5 Forgotten Disney Films
The good stuff the Mouse House rarely talks about.
Relax, I’m not here to cancel Disney (as if that were even possible at this point.) No, Disney has already made some of their socially-dated material pretty hard to find, changed their theme park attractions, and cut out all the pornographic frames those cheeky animators slipped into animated films. They’ve always been pretty on top of staying “family friendly”, at least for whatever mainstream family values were at the time.
However, there have been times where Disney took a few risks or tried something new and it simply didn’t pan out as expected. Whether it be business reasons, creative reasons, or just bad timing, not every Disney film has garnered the appreciation that their fairy tales and princess movies have. And that’s a shame, because there are Disney movies out there for honest-to-god cinephiles and fans of quality animation. These days we tend to take for granted that Disney owns everything and will make a bazillion dollars on whatever cross-platform kid’s film they release. We don’t really think of Disney films as labors of love from Nine Old Men.
Here are five that are totally better than their reputation warrants, and worth introducing to a new generation that thinks the live action remakes pass for decent entertainment.
Make Mine Music (1946)
Walt Disney Animation Studios came out of the gate strong in 1937 with the world’s first feature-length animation, Snow White and the Seven Dwarfs, that still holds up today. However, between Bambi (1942) and Cinderella (1950) is a period that all but the hardcore Disney fans tend to forget about. Walt Disney had dedicated himself to the US war effort, a true believer rah-rah patriot that modern audiences might recognise in Tony Stark’s dad. He actually met with President Roosevelt on policy, and was instrumental in promoting the use of air power in World War II (it had played only a minor role in the first war) and in promoting unity in the Americas in resistance to the Axis powers. Disney’s animation efforts were largely dedicated to propaganda films during the war.
But for the small staff of animators who hadn’t joined the military, Disney tried to keep them on the payroll by giving them shorts to work on, which were collected and released as anthology films. These have a reputation as being like “Fantasia-lite”, simpler animation with popular music instead of classical. But there’s enough to recommend watching all of them at least once, and my favorite is this one. As well as developing some sequences that were left out of Fantasia (1940), it continues Disney’s tradition of retelling of folk tales from various cultures. The two best are “Casey at the Bat” (an American tall tale) and “Peter and the Wolf” (a classic Russian dark children’s story). That latter is a masterclass in how to compose musical themes in film, since it actually takes the time to show different instruments playing for different characters. John Williams, eat your heart out.

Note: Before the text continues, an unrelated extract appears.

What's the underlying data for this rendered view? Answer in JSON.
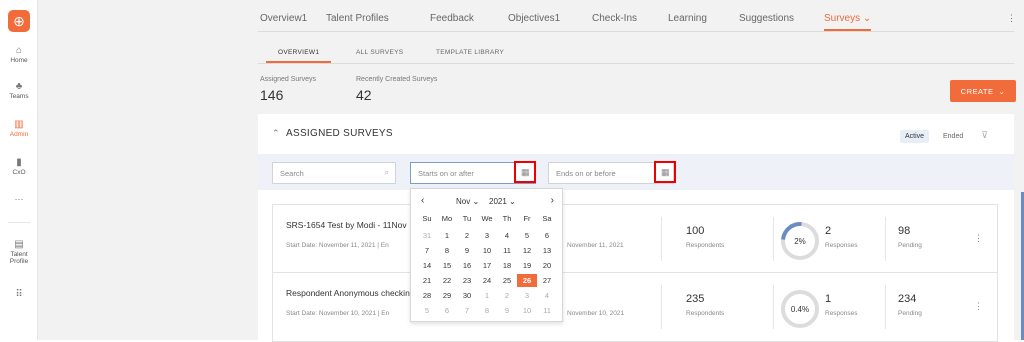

The Sword in the Stone (1963)
This was the last film Walt himself completed production on before his death, and the wizard Merlin is partly based on him. It was a financially-successful film, but is regarded as a somewhat slight endeavour by critics. I think that’s rather unfair because, as with Merlin’s efforts to groom young Arthur into a good king, there’s some genuine wisdom here. Merlin has become an iconic Disney character, replacing the stern magician from Fantasia (Yen Sid) as the kind of mad, cantankerous genius portrayal of Walt. He’s used in other properties and around the theme parks, but the film itself is the only pre-1970s Disney narrative film to not be remade, adapted, or serialized.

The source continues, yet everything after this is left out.